Наконец на меня соизволили обратить внимание. Джеймс как-то резко, без предупреждения, повернул голову, перехватил мой взгляд… глаза у него были темные, даже черные почти, и только когда он подошел ближе, ошеломленная этим парализующим впечатлением, я разглядела, что это его зрачки так сильно расширены, что затмевают радужку глаз. Каким-то подспудным чувством я ощутила, что причина реакции во мне. За красивым и спокойным внешне фасадом всколыхнулась и разлилась дикая волна чего-то необъяснимого, стоило Джеймсу Уорноту лишь на секунду встретиться со мной глазами. Любовь ли то была? Ненависть ли? По моему телу побежали мурашки, и нестерпимо захотелось обнять себя руками, чтобы согреться, но он уже говорил мне что-то под понимающую улыбочку врача и наклонялся.
– Привет, дорогая. Как ты себя чувствуешь? – донеслось до меня с катастрофическим опозданием, словно звук неправильно наложили на картинку.

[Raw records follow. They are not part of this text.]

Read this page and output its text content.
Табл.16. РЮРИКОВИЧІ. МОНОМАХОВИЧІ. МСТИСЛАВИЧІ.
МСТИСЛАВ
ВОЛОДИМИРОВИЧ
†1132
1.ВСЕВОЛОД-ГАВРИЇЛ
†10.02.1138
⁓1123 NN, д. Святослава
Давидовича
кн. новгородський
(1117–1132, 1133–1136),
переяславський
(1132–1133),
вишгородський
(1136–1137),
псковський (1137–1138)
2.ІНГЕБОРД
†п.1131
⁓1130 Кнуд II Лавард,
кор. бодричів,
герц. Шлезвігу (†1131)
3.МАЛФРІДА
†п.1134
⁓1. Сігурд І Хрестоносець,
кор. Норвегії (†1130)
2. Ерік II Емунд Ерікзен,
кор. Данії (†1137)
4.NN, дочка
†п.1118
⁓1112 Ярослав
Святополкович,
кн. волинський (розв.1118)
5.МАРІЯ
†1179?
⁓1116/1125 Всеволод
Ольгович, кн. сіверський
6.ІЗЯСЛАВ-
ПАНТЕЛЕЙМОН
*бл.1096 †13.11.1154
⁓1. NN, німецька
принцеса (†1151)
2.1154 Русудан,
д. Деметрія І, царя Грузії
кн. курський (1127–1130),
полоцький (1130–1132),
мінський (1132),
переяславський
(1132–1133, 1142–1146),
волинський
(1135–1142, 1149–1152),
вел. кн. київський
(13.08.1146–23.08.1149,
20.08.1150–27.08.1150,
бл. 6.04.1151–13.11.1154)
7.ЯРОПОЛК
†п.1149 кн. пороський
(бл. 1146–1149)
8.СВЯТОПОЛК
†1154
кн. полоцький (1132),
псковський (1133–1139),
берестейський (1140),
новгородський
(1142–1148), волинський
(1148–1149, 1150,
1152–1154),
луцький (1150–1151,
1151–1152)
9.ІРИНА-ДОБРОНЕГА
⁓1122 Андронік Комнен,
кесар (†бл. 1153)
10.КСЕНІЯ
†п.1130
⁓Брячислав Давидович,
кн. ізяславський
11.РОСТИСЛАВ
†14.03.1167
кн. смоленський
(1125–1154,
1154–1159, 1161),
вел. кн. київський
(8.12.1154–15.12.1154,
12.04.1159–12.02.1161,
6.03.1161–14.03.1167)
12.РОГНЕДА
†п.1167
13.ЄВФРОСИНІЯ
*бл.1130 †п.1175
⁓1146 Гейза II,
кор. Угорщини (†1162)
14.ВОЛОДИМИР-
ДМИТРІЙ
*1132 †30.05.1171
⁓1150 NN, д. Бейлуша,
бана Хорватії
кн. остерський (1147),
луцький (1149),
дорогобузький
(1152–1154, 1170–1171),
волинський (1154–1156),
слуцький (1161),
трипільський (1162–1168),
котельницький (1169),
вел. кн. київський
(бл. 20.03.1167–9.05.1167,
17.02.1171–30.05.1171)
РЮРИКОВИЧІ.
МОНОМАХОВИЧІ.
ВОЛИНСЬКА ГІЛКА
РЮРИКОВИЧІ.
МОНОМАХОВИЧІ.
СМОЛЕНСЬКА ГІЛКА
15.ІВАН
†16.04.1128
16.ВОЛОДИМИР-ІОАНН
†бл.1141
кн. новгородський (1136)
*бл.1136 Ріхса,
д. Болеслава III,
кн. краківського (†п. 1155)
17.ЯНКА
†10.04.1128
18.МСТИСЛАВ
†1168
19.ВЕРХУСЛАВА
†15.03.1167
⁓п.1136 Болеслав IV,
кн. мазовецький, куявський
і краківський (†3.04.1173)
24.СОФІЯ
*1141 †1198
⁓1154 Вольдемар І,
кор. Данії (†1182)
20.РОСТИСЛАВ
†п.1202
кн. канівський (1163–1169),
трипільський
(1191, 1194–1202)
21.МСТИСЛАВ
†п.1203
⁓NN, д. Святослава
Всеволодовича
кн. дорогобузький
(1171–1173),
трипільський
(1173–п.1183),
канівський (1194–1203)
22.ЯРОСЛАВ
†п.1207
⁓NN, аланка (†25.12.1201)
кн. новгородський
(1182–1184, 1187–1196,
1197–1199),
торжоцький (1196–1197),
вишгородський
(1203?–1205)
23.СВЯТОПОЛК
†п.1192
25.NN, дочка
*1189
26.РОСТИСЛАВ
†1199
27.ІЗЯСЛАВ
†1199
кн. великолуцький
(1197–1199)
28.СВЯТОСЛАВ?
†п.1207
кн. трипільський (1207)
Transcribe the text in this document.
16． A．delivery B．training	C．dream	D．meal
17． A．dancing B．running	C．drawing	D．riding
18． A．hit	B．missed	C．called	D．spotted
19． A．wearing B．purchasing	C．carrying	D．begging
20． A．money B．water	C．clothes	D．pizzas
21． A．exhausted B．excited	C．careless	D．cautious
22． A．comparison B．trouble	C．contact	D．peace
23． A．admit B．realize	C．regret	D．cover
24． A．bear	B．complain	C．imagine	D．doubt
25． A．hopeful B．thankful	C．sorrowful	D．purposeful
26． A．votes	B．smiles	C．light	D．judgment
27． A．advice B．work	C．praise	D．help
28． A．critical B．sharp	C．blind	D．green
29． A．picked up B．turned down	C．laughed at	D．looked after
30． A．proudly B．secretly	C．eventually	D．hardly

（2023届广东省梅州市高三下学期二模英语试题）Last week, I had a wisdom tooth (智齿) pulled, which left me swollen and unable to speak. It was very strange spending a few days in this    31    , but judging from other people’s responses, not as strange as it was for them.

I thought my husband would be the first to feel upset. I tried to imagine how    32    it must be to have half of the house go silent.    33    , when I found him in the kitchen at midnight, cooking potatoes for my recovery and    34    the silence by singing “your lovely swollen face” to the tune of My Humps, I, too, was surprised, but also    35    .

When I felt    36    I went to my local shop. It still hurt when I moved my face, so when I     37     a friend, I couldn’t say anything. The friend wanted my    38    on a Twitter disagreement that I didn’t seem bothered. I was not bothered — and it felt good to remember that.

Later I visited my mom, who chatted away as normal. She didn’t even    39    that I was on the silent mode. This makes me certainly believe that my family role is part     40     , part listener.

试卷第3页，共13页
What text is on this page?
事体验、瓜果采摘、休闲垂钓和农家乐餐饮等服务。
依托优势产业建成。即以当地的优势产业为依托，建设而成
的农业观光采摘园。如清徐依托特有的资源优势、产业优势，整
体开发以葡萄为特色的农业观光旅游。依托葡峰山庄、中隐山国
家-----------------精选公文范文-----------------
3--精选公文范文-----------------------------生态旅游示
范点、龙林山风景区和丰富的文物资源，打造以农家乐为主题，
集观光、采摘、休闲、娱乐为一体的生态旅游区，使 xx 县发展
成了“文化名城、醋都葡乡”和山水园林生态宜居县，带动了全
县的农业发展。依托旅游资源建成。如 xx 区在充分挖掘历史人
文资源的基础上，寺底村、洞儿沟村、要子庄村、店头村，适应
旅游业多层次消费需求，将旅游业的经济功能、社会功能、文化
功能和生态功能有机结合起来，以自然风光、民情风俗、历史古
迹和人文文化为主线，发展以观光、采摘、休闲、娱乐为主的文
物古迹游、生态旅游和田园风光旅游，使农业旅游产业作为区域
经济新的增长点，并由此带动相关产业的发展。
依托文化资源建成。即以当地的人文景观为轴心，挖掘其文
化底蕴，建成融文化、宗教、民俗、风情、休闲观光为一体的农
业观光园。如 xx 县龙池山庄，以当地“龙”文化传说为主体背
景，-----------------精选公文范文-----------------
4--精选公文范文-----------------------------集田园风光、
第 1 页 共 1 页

В этот момент он меня уже поцеловал.
На мое лицо обрушилась целая лавина новых ощущений. Я чувствовала тонкий запах древесного мужского парфюма, не ярко-свежий, бьющий в нос, а в финальных нотах, которые остаются на волосах, коже и одежде, когда верхние и центральные выветрятся; легкое покалывание почти незаметной щетины на подбородке; теплое дыхание на своей щеке; бархатное и немного влажное прикосновение самих его губ. Его пальцы больно сжали мое плечо сквозь ткань нелепой больничной распашонки, и только тогда я сообразила, что он хотел бы поцеловать меня глубже, проникнуть в мой рот языком, но не может, потому что мои губы не открыты. Я просто не додумалась открыть рот, когда он ко мне прикоснулся, и так и осталась сидеть, как младшеклассница, со стиснутыми в тонкую полоску губами, пока ослепительный мистер Джеймс Уорнот меня целовал.